Paragraph 3. Either party is entitled to notify the other party in writing that the agreement is terminated when its fulfillment becomes impossible due to the circumstances mentioned in paragraph 1.
§ 14 Buyer's insurance obligation
Paragraph 1. From the time when the risk passes from the seller to the buyer, the buyer is obliged to take out fully comprehensive insurance (All Risk). The insurance must remain in force until final payment to the seller has taken place.
Stk. 2. Until payment has been made, the seller is entitled at any time to demand documentation that paragraph 1 has been fulfilled.
§ 15 Permits
Paragraph 1. The buyer is responsible for obtaining the permits required for the completion of the delivery and bears the costs for this, unless otherwise agreed in writing.
§ 16 Especially regarding assembly
Paragraph 1. If assembly is covered by the purchase agreement, the conditions in this section 16 apply.

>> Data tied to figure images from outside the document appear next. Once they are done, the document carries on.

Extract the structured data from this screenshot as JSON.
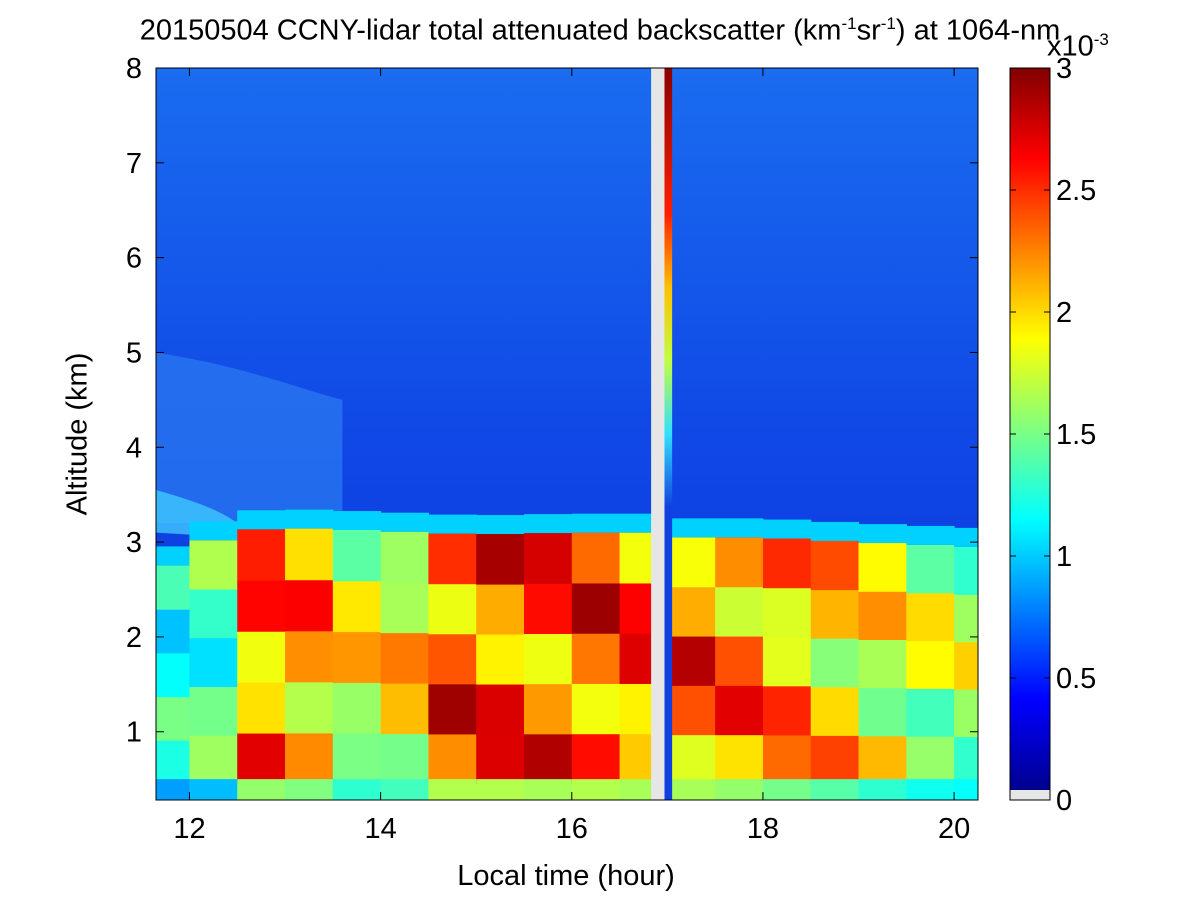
{
  "chart_data": {
    "type": "heatmap",
    "title": {
      "text_main": "20150504 CCNY-lidar total attenuated backscatter (km",
      "sup1": "-1",
      "text_mid": "sr",
      "sup2": "-1",
      "text_end": ") at 1064-nm"
    },
    "xlabel": "Local time (hour)",
    "ylabel": "Altitude (km)",
    "xlim": [
      11.65,
      20.25
    ],
    "ylim": [
      0.28,
      8.0
    ],
    "x_ticks": [
      12,
      14,
      16,
      18,
      20
    ],
    "y_ticks": [
      1,
      2,
      3,
      4,
      5,
      6,
      7,
      8
    ],
    "colorbar": {
      "range": [
        0,
        3
      ],
      "ticks": [
        0,
        0.5,
        1,
        1.5,
        2,
        2.5,
        3
      ],
      "tick_labels": [
        "0",
        "0.5",
        "1",
        "1.5",
        "2",
        "2.5",
        "3"
      ],
      "multiplier_base": "x10",
      "multiplier_exp": "-3",
      "colormap": "jet",
      "nodata_color": "#e6e6e6"
    },
    "data_gap": {
      "x_start": 16.83,
      "x_end": 16.97
    },
    "saturated_column": {
      "x_start": 16.97,
      "x_end": 17.05
    },
    "aerosol_layer_top": [
      {
        "x": 11.65,
        "y": 2.7
      },
      {
        "x": 12.2,
        "y": 3.0
      },
      {
        "x": 12.5,
        "y": 3.12
      },
      {
        "x": 13.0,
        "y": 3.15
      },
      {
        "x": 14.0,
        "y": 3.12
      },
      {
        "x": 15.0,
        "y": 3.08
      },
      {
        "x": 16.0,
        "y": 3.1
      },
      {
        "x": 16.8,
        "y": 3.1
      },
      {
        "x": 17.1,
        "y": 3.05
      },
      {
        "x": 18.0,
        "y": 3.05
      },
      {
        "x": 19.0,
        "y": 3.0
      },
      {
        "x": 20.25,
        "y": 2.95
      }
    ],
    "mean_backscatter_in_layer": [
      {
        "x": 11.75,
        "v": 1.4
      },
      {
        "x": 12.25,
        "v": 1.55
      },
      {
        "x": 12.75,
        "v": 2.6
      },
      {
        "x": 13.25,
        "v": 2.5
      },
      {
        "x": 13.75,
        "v": 2.1
      },
      {
        "x": 14.25,
        "v": 2.2
      },
      {
        "x": 14.75,
        "v": 2.75
      },
      {
        "x": 15.25,
        "v": 2.75
      },
      {
        "x": 15.75,
        "v": 2.7
      },
      {
        "x": 16.25,
        "v": 2.75
      },
      {
        "x": 16.75,
        "v": 2.7
      },
      {
        "x": 17.25,
        "v": 2.7
      },
      {
        "x": 17.75,
        "v": 2.6
      },
      {
        "x": 18.25,
        "v": 2.45
      },
      {
        "x": 18.75,
        "v": 2.3
      },
      {
        "x": 19.25,
        "v": 2.1
      },
      {
        "x": 19.75,
        "v": 1.95
      },
      {
        "x": 20.25,
        "v": 1.9
      }
    ]
  }
}
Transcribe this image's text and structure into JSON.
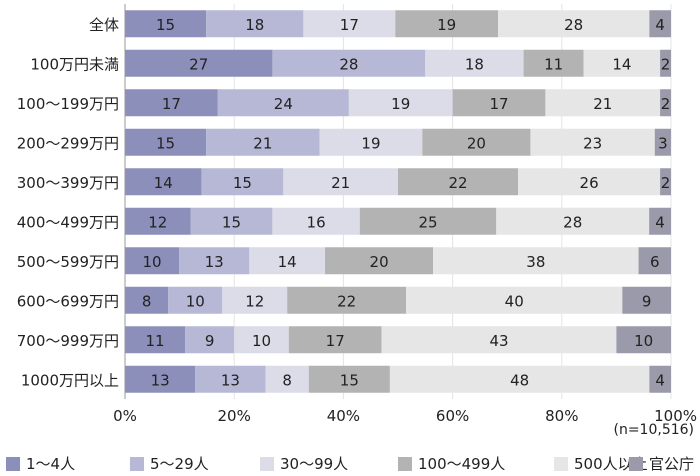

Subclause 2. The buyer must ensure that the installation can commence at the agreed time and that the buyer's own and other suppliers' work is organized in such a way that the seller's installation can be completed in an unbroken period after commencement. The buyer shall ensure that the site is tidy so that assembly can begin without delay.
Subclause 3. If the installation work requires changes or repairs to the buyer's existing buildings, fixtures or other installations, it is the buyer's responsibility to arrange for this and to pay the costs thereof.
Stk. 4. The buyer must inform the seller if the work mentioned in paragraphs 2-3 will affect the completion of the delivery, including if the time of commissioning is delayed. If this is the case, the Seller's delivery obligation shall be postponed accordingly. The seller's costs in connection with delays caused by the buyer's circumstances or the buyer's other suppliers shall be covered by the buyer.
Paragraph 5. If the buyer's own personnel are to carry out the installation under the direction of an installation supervisor from the seller, the above also applies, and all necessary system components must be present.
Clause 6. The Buyer shall not employ the Seller's staff for work other than that expressly agreed without the Seller's prior written consent. If, contrary to this, the buyer uses the seller's staff for work other than what has been agreed in writing, the seller has no liability for the staff or the work performed. Any liability under DL 3-19-2 will thus be the responsibility of the buyer.
Clause 7. The buyer shall make the following available free of charge at the times requested by the seller: Container for construction waste, light, power, water etc.
Clause 8. The Buyer shall inform the Seller of the applicable safety regulations at the installation site, and the Seller undertakes to instruct its personnel to comply with these.
Clause 9. Any work resulting from the fact that the Buyer does not want the installation to be started immediately after installation will be considered extra work.
Clause 10. Delays and extra work will be settled separately according to daily rates.
§ 17 Choice of law and venue
Paragraph 1. Disputes in connection with the purchase agreement must be settled according to Danish law, excl. the choice of law rules.